Development of high hardness glasses guided by Machine Learning

Abstract

Glasses have been selected for numerous domestic and high-tech applications, including fiber optics, bioglass, ion conductors, smartphone screens and ballistic armor. These applications are due to the various properties that some glassy compositions manage to combine, such as aesthetic beauty, transparency, chemical durability and high values of hardness, elastic modulus and resistance to scratching. Artificial intelligence, and especially machine learning, has often been used to predict glass properties based on chemical composition, which notably accelerates the development of new products and greatly increases industrial competitiveness. In this work it is desired to develop high hardness glasses through simulations using machine learning algorithms.
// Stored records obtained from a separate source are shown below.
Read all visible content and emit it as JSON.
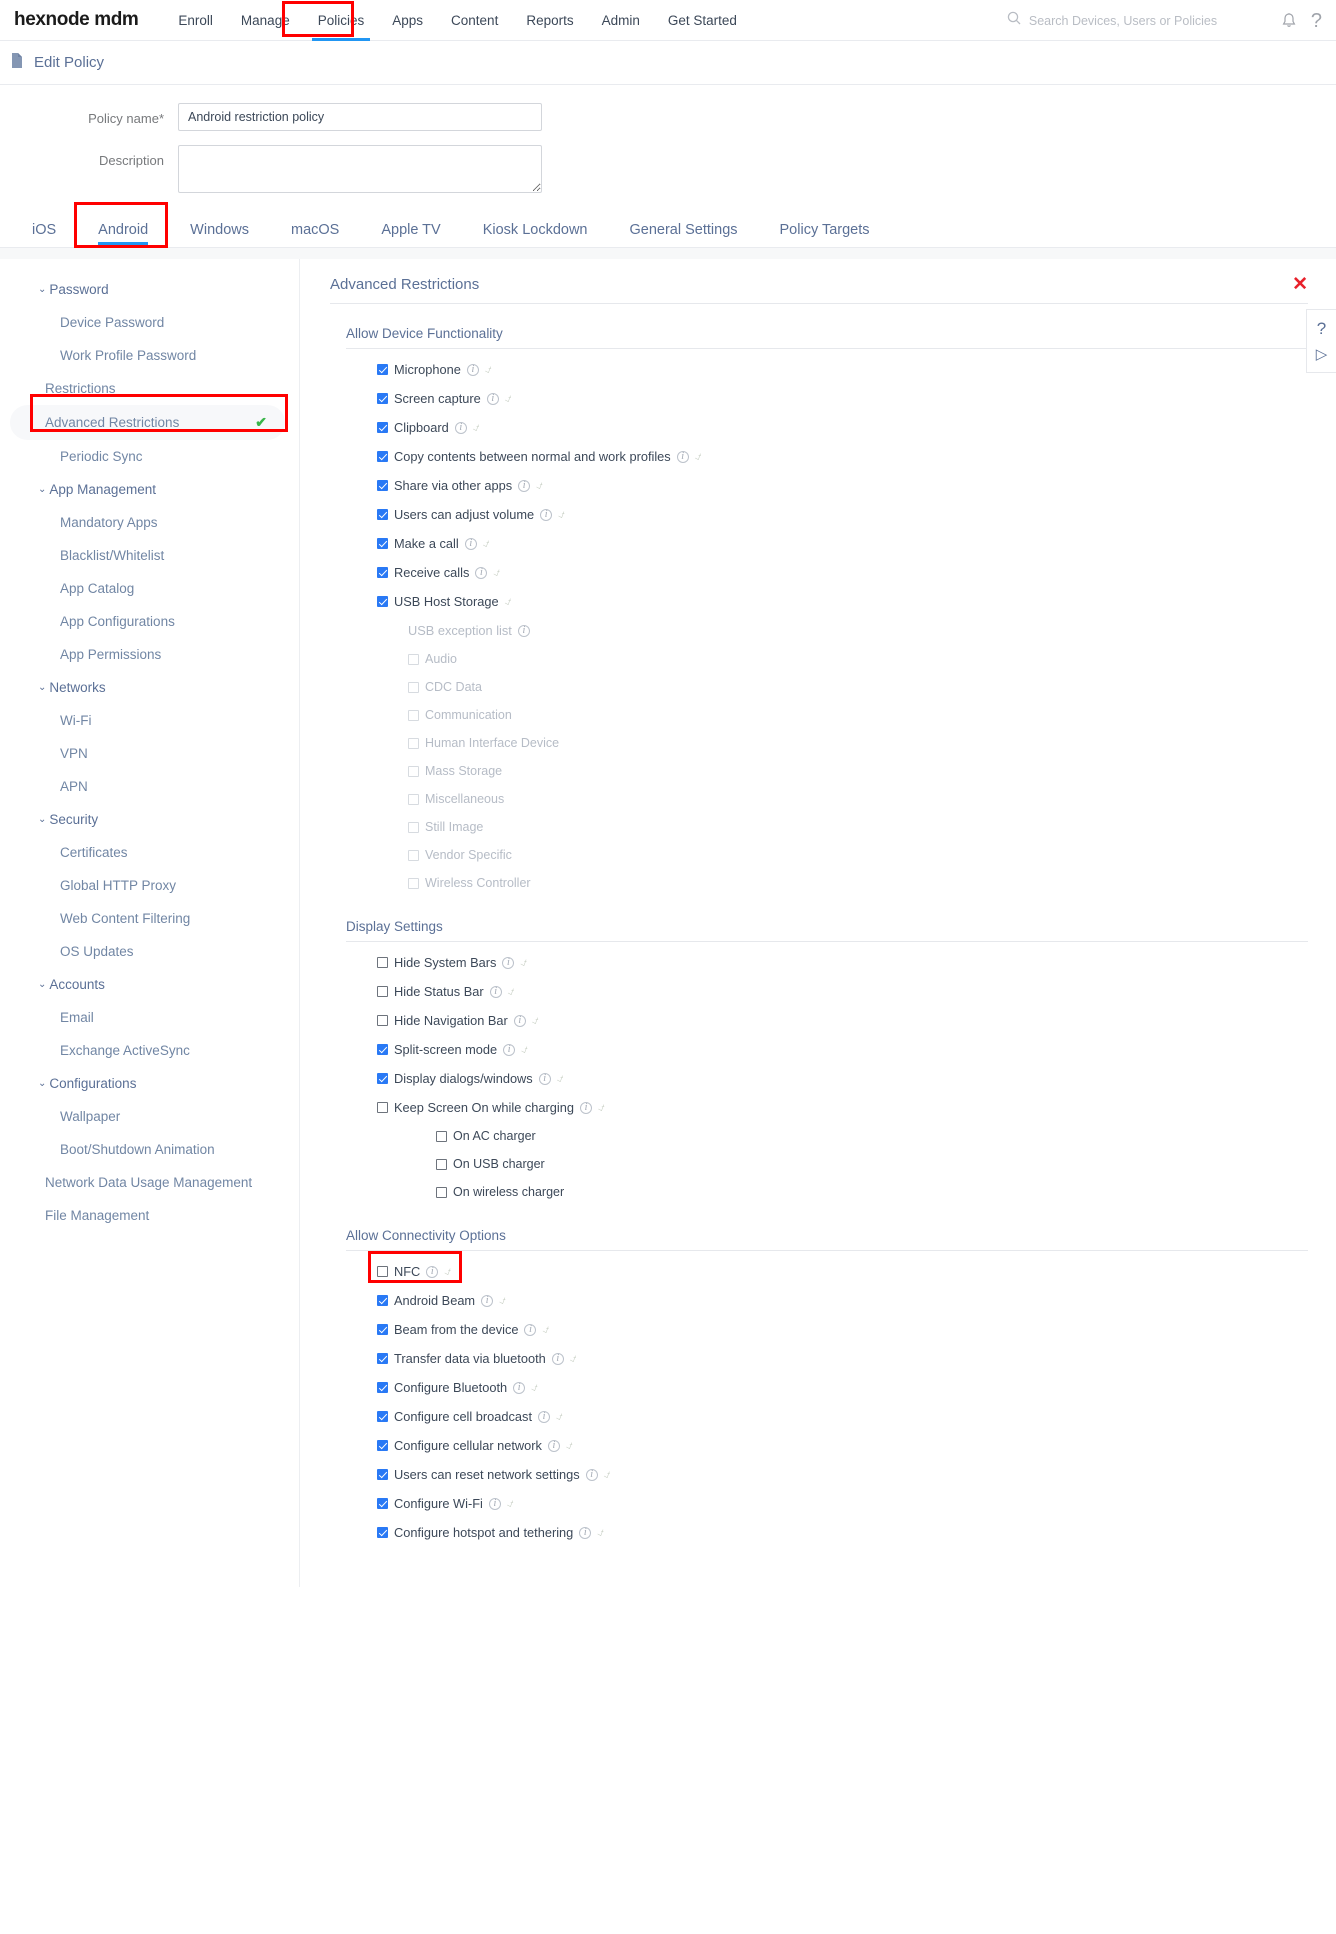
{
  "topnav": {
    "brand": "hexnode mdm",
    "items": [
      {
        "label": "Enroll"
      },
      {
        "label": "Manage"
      },
      {
        "label": "Policies"
      },
      {
        "label": "Apps"
      },
      {
        "label": "Content"
      },
      {
        "label": "Reports"
      },
      {
        "label": "Admin"
      },
      {
        "label": "Get Started"
      }
    ],
    "active": "Policies",
    "search_placeholder": "Search Devices, Users or Policies",
    "bell_icon": "bell-icon",
    "help_icon": "question-mark-icon",
    "search_icon": "search-icon"
  },
  "pageheader": {
    "icon": "document-icon",
    "title": "Edit Policy"
  },
  "form": {
    "policy_name_label": "Policy name",
    "policy_name_required": "*",
    "policy_name_value": "Android restriction policy",
    "policy_name_placeholder": "",
    "description_label": "Description",
    "description_value": "",
    "description_placeholder": ""
  },
  "platform_tabs": {
    "items": [
      "iOS",
      "Android",
      "Windows",
      "macOS",
      "Apple TV",
      "Kiosk Lockdown",
      "General Settings",
      "Policy Targets"
    ],
    "active": "Android"
  },
  "sidebar": {
    "groups": [
      {
        "type": "group",
        "label": "Password",
        "expanded": true,
        "children": [
          "Device Password",
          "Work Profile Password"
        ]
      },
      {
        "type": "group",
        "label": "Restrictions",
        "expanded": false,
        "plain": true,
        "children": [
          "Advanced Restrictions",
          "Periodic Sync"
        ]
      },
      {
        "type": "group",
        "label": "App Management",
        "expanded": true,
        "children": [
          "Mandatory Apps",
          "Blacklist/Whitelist",
          "App Catalog",
          "App Configurations",
          "App Permissions"
        ]
      },
      {
        "type": "group",
        "label": "Networks",
        "expanded": true,
        "children": [
          "Wi-Fi",
          "VPN",
          "APN"
        ]
      },
      {
        "type": "group",
        "label": "Security",
        "expanded": true,
        "children": [
          "Certificates",
          "Global HTTP Proxy",
          "Web Content Filtering",
          "OS Updates"
        ]
      },
      {
        "type": "group",
        "label": "Accounts",
        "expanded": true,
        "children": [
          "Email",
          "Exchange ActiveSync"
        ]
      },
      {
        "type": "group",
        "label": "Configurations",
        "expanded": true,
        "children": [
          "Wallpaper",
          "Boot/Shutdown Animation"
        ]
      }
    ],
    "standalone": [
      "Network Data Usage Management",
      "File Management"
    ],
    "selected": "Advanced Restrictions",
    "selected_check": "✔"
  },
  "panel": {
    "title": "Advanced Restrictions",
    "close_icon": "close-icon",
    "close_glyph": "✕",
    "help_rail": {
      "question": "?",
      "play": "▷"
    }
  },
  "sections": [
    {
      "heading": "Allow Device Functionality",
      "options": [
        {
          "label": "Microphone",
          "checked": true,
          "info": true,
          "tick": true,
          "level": 0
        },
        {
          "label": "Screen capture",
          "checked": true,
          "info": true,
          "tick": true,
          "level": 0
        },
        {
          "label": "Clipboard",
          "checked": true,
          "info": true,
          "tick": true,
          "level": 0
        },
        {
          "label": "Copy contents between normal and work profiles",
          "checked": true,
          "info": true,
          "tick": true,
          "level": 0
        },
        {
          "label": "Share via other apps",
          "checked": true,
          "info": true,
          "tick": true,
          "level": 0
        },
        {
          "label": "Users can adjust volume",
          "checked": true,
          "info": true,
          "tick": true,
          "level": 0
        },
        {
          "label": "Make a call",
          "checked": true,
          "info": true,
          "tick": true,
          "level": 0
        },
        {
          "label": "Receive calls",
          "checked": true,
          "info": true,
          "tick": true,
          "level": 0
        },
        {
          "label": "USB Host Storage",
          "checked": true,
          "info": false,
          "tick": true,
          "level": 0
        },
        {
          "label": "USB exception list",
          "checkbox": false,
          "info": true,
          "tick": false,
          "level": 1,
          "dim": true
        },
        {
          "label": "Audio",
          "checked": false,
          "info": false,
          "tick": false,
          "level": 2,
          "dim": true
        },
        {
          "label": "CDC Data",
          "checked": false,
          "info": false,
          "tick": false,
          "level": 2,
          "dim": true
        },
        {
          "label": "Communication",
          "checked": false,
          "info": false,
          "tick": false,
          "level": 2,
          "dim": true
        },
        {
          "label": "Human Interface Device",
          "checked": false,
          "info": false,
          "tick": false,
          "level": 2,
          "dim": true
        },
        {
          "label": "Mass Storage",
          "checked": false,
          "info": false,
          "tick": false,
          "level": 2,
          "dim": true
        },
        {
          "label": "Miscellaneous",
          "checked": false,
          "info": false,
          "tick": false,
          "level": 2,
          "dim": true
        },
        {
          "label": "Still Image",
          "checked": false,
          "info": false,
          "tick": false,
          "level": 2,
          "dim": true
        },
        {
          "label": "Vendor Specific",
          "checked": false,
          "info": false,
          "tick": false,
          "level": 2,
          "dim": true
        },
        {
          "label": "Wireless Controller",
          "checked": false,
          "info": false,
          "tick": false,
          "level": 2,
          "dim": true
        }
      ]
    },
    {
      "heading": "Display Settings",
      "options": [
        {
          "label": "Hide System Bars",
          "checked": false,
          "info": true,
          "tick": true,
          "level": 0
        },
        {
          "label": "Hide Status Bar",
          "checked": false,
          "info": true,
          "tick": true,
          "level": 0
        },
        {
          "label": "Hide Navigation Bar",
          "checked": false,
          "info": true,
          "tick": true,
          "level": 0
        },
        {
          "label": "Split-screen mode",
          "checked": true,
          "info": true,
          "tick": true,
          "level": 0
        },
        {
          "label": "Display dialogs/windows",
          "checked": true,
          "info": true,
          "tick": true,
          "level": 0
        },
        {
          "label": "Keep Screen On while charging",
          "checked": false,
          "info": true,
          "tick": true,
          "level": 0
        },
        {
          "label": "On AC charger",
          "checked": false,
          "info": false,
          "tick": false,
          "level": 3
        },
        {
          "label": "On USB charger",
          "checked": false,
          "info": false,
          "tick": false,
          "level": 3
        },
        {
          "label": "On wireless charger",
          "checked": false,
          "info": false,
          "tick": false,
          "level": 3
        }
      ]
    },
    {
      "heading": "Allow Connectivity Options",
      "options": [
        {
          "label": "NFC",
          "checked": false,
          "info": true,
          "tick": true,
          "level": 0,
          "highlight": true
        },
        {
          "label": "Android Beam",
          "checked": true,
          "info": true,
          "tick": true,
          "level": 0
        },
        {
          "label": "Beam from the device",
          "checked": true,
          "info": true,
          "tick": true,
          "level": 0
        },
        {
          "label": "Transfer data via bluetooth",
          "checked": true,
          "info": true,
          "tick": true,
          "level": 0
        },
        {
          "label": "Configure Bluetooth",
          "checked": true,
          "info": true,
          "tick": true,
          "level": 0
        },
        {
          "label": "Configure cell broadcast",
          "checked": true,
          "info": true,
          "tick": true,
          "level": 0
        },
        {
          "label": "Configure cellular network",
          "checked": true,
          "info": true,
          "tick": true,
          "level": 0
        },
        {
          "label": "Users can reset network settings",
          "checked": true,
          "info": true,
          "tick": true,
          "level": 0
        },
        {
          "label": "Configure Wi-Fi",
          "checked": true,
          "info": true,
          "tick": true,
          "level": 0
        },
        {
          "label": "Configure hotspot and tethering",
          "checked": true,
          "info": true,
          "tick": true,
          "level": 0
        }
      ]
    }
  ],
  "colors": {
    "accent": "#2196f3",
    "checkbox_on": "#2979f5",
    "highlight_box": "#ff0000",
    "close_red": "#e8212b",
    "check_green": "#3ab54a",
    "text": "#5b7096"
  }
}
For this purpose, predictive models of artificial neural networks (ANN) and genetic algorithms will be used. It is expected that with the correlation between composition and hardness performed by predictive models, it will be possible to predict and produce vitrifiable compositions with optimized mechanical properties, especially hardness. After selecting compositions predicted by the models, with high Vickers hardness (>7.5 GPa) target value for various applications, a study will be carried out, according to the fundamentals of glass science, to certify the ability to form glass, chemical durability and low density. Based on these criteria, various glassy compositions will be simulated, produced and characterized for verification and proof of properties predicted by artificial intelligence algorithms.